Abstract 5590: Are Beta-blockers Underdosed Following Acute Myocardial Infarction?
Quality improvement (QI) programs have increased the prescription of beta-blockers (BB) following myocardial infarction (MI) but whether patients are prescribed effective doses is unknown. Purpose To evaluate whether target doses of BB are achieved post-MI.
Methods The Pacemaker and Beta-Blocker Therapy After MI (PACE-MI) registry recorded data from 1304 patients with acute MI from 23 hospitals in the US and Canada in 2007– 8. Clinical characteristics, and discharge medications, were collected. BB dose information was available in 731 patients at 3-week follow-up (FU). BB dosages achieved are displayed as % of target doses (i.e. metoprolol 200 mg/day) shown to be effective in clinical trials.

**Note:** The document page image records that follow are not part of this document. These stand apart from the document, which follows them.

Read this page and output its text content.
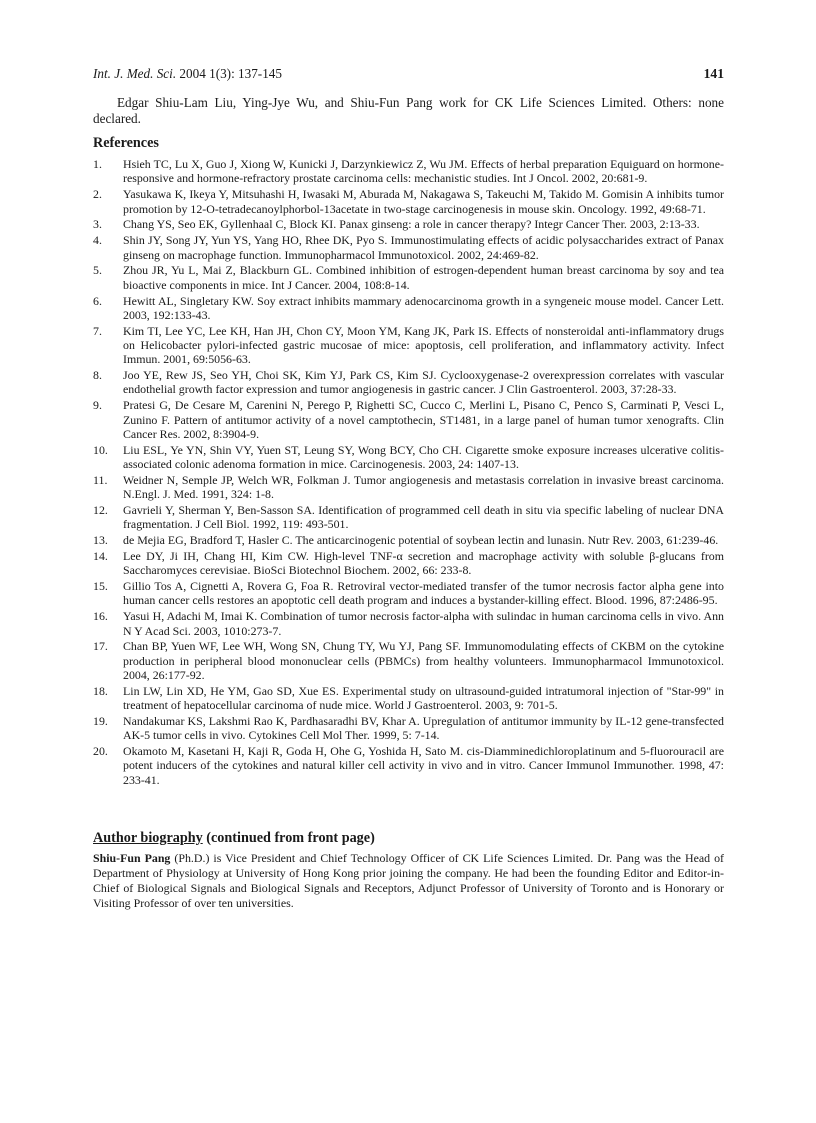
Int. J. Med. Sci. 2004 1(3): 137-145	141

Edgar Shiu-Lam Liu, Ying-Jye Wu, and Shiu-Fun Pang work for CK Life Sciences Limited. Others: none declared.

References
1.	Hsieh TC, Lu X, Guo J, Xiong W, Kunicki J, Darzynkiewicz Z, Wu JM. Effects of herbal preparation Equiguard on hormone-responsive and hormone-refractory prostate carcinoma cells: mechanistic studies. Int J Oncol. 2002, 20:681-9.
2.	Yasukawa K, Ikeya Y, Mitsuhashi H, Iwasaki M, Aburada M, Nakagawa S, Takeuchi M, Takido M. Gomisin A inhibits tumor promotion by 12-O-tetradecanoylphorbol-13acetate in two-stage carcinogenesis in mouse skin. Oncology. 1992, 49:68-71.
3.	Chang YS, Seo EK, Gyllenhaal C, Block KI. Panax ginseng: a role in cancer therapy? Integr Cancer Ther. 2003, 2:13-33.
4.	Shin JY, Song JY, Yun YS, Yang HO, Rhee DK, Pyo S. Immunostimulating effects of acidic polysaccharides extract of Panax ginseng on macrophage function. Immunopharmacol Immunotoxicol. 2002, 24:469-82.
5.	Zhou JR, Yu L, Mai Z, Blackburn GL. Combined inhibition of estrogen-dependent human breast carcinoma by soy and tea bioactive components in mice. Int J Cancer. 2004, 108:8-14.
6.	Hewitt AL, Singletary KW. Soy extract inhibits mammary adenocarcinoma growth in a syngeneic mouse model. Cancer Lett. 2003, 192:133-43.
7.	Kim TI, Lee YC, Lee KH, Han JH, Chon CY, Moon YM, Kang JK, Park IS. Effects of nonsteroidal anti-inflammatory drugs on Helicobacter pylori-infected gastric mucosae of mice: apoptosis, cell proliferation, and inflammatory activity. Infect Immun. 2001, 69:5056-63.
8.	Joo YE, Rew JS, Seo YH, Choi SK, Kim YJ, Park CS, Kim SJ. Cyclooxygenase-2 overexpression correlates with vascular endothelial growth factor expression and tumor angiogenesis in gastric cancer. J Clin Gastroenterol. 2003, 37:28-33.
9.	Pratesi G, De Cesare M, Carenini N, Perego P, Righetti SC, Cucco C, Merlini L, Pisano C, Penco S, Carminati P, Vesci L, Zunino F. Pattern of antitumor activity of a novel camptothecin, ST1481, in a large panel of human tumor xenografts. Clin Cancer Res. 2002, 8:3904-9.
10.	Liu ESL, Ye YN, Shin VY, Yuen ST, Leung SY, Wong BCY, Cho CH. Cigarette smoke exposure increases ulcerative colitis-associated colonic adenoma formation in mice. Carcinogenesis. 2003, 24: 1407-13.
11.	Weidner N, Semple JP, Welch WR, Folkman J. Tumor angiogenesis and metastasis correlation in invasive breast carcinoma. N.Engl. J. Med. 1991, 324: 1-8.
12.	Gavrieli Y, Sherman Y, Ben-Sasson SA. Identification of programmed cell death in situ via specific labeling of nuclear DNA fragmentation. J Cell Biol. 1992, 119: 493-501.
13.	de Mejia EG, Bradford T, Hasler C. The anticarcinogenic potential of soybean lectin and lunasin. Nutr Rev. 2003, 61:239-46.
14.	Lee DY, Ji IH, Chang HI, Kim CW. High-level TNF-α secretion and macrophage activity with soluble β-glucans from Saccharomyces cerevisiae. BioSci Biotechnol Biochem. 2002, 66: 233-8.
15.	Gillio Tos A, Cignetti A, Rovera G, Foa R. Retroviral vector-mediated transfer of the tumor necrosis factor alpha gene into human cancer cells restores an apoptotic cell death program and induces a bystander-killing effect. Blood. 1996, 87:2486-95.
16.	Yasui H, Adachi M, Imai K. Combination of tumor necrosis factor-alpha with sulindac in human carcinoma cells in vivo. Ann N Y Acad Sci. 2003, 1010:273-7.
17.	Chan BP, Yuen WF, Lee WH, Wong SN, Chung TY, Wu YJ, Pang SF. Immunomodulating effects of CKBM on the cytokine production in peripheral blood mononuclear cells (PBMCs) from healthy volunteers. Immunopharmacol Immunotoxicol. 2004, 26:177-92.
18.	Lin LW, Lin XD, He YM, Gao SD, Xue ES. Experimental study on ultrasound-guided intratumoral injection of "Star-99" in treatment of hepatocellular carcinoma of nude mice. World J Gastroenterol. 2003, 9: 701-5.
19.	Nandakumar KS, Lakshmi Rao K, Pardhasaradhi BV, Khar A. Upregulation of antitumor immunity by IL-12 gene-transfected AK-5 tumor cells in vivo. Cytokines Cell Mol Ther. 1999, 5: 7-14.
20.	Okamoto M, Kasetani H, Kaji R, Goda H, Ohe G, Yoshida H, Sato M. cis-Diamminedichloroplatinum and 5-fluorouracil are potent inducers of the cytokines and natural killer cell activity in vivo and in vitro. Cancer Immunol Immunother. 1998, 47: 233-41.
Author biography (continued from front page)

Shiu-Fun Pang (Ph.D.) is Vice President and Chief Technology Officer of CK Life Sciences Limited. Dr. Pang was the Head of Department of Physiology at University of Hong Kong prior joining the company. He had been the founding Editor and Editor-in-Chief of Biological Signals and Biological Signals and Receptors, Adjunct Professor of University of Toronto and is Honorary or Visiting Professor of over ten universities.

Results In hospital mortality was 4.4%. Mean age for patients discharged was 64 ± 29 years, with 69% male, 32% diabetes, 67% hypertension, and 52% hypercholesterolemia; 42% had an ST elevation MI, 55% underwent PCI and 9% lytic therapy. Mean ejection fraction was 48 ± 12%. At discharge, 88% were on aspirin, 84% on a statin and 91% on BB - 71% were discharged on metoprolol and 29% on other BBs. At 3-week FU, 77% had no BB dose change; 11% had a dose increase, 11% had a decrease in dose. Figure⇓ shows distribution of BB doses at 3-week FU. Only 11% achieved target dose; 43% achieved ≥50% of target dose. Hypertension was a predictor for higher dose (p<0.001). PCI was a predictor for lower dose (p=0.014).
Conclusion The PACE-MI registry confirms that BB utilization rates following MI are excellent, but shows a suboptimal rate of attainment of target doses within the first 3 weeks following MI. This represents an opportunity for QI in the care of patients who have suffered a MI and are transitioning to outpatient care.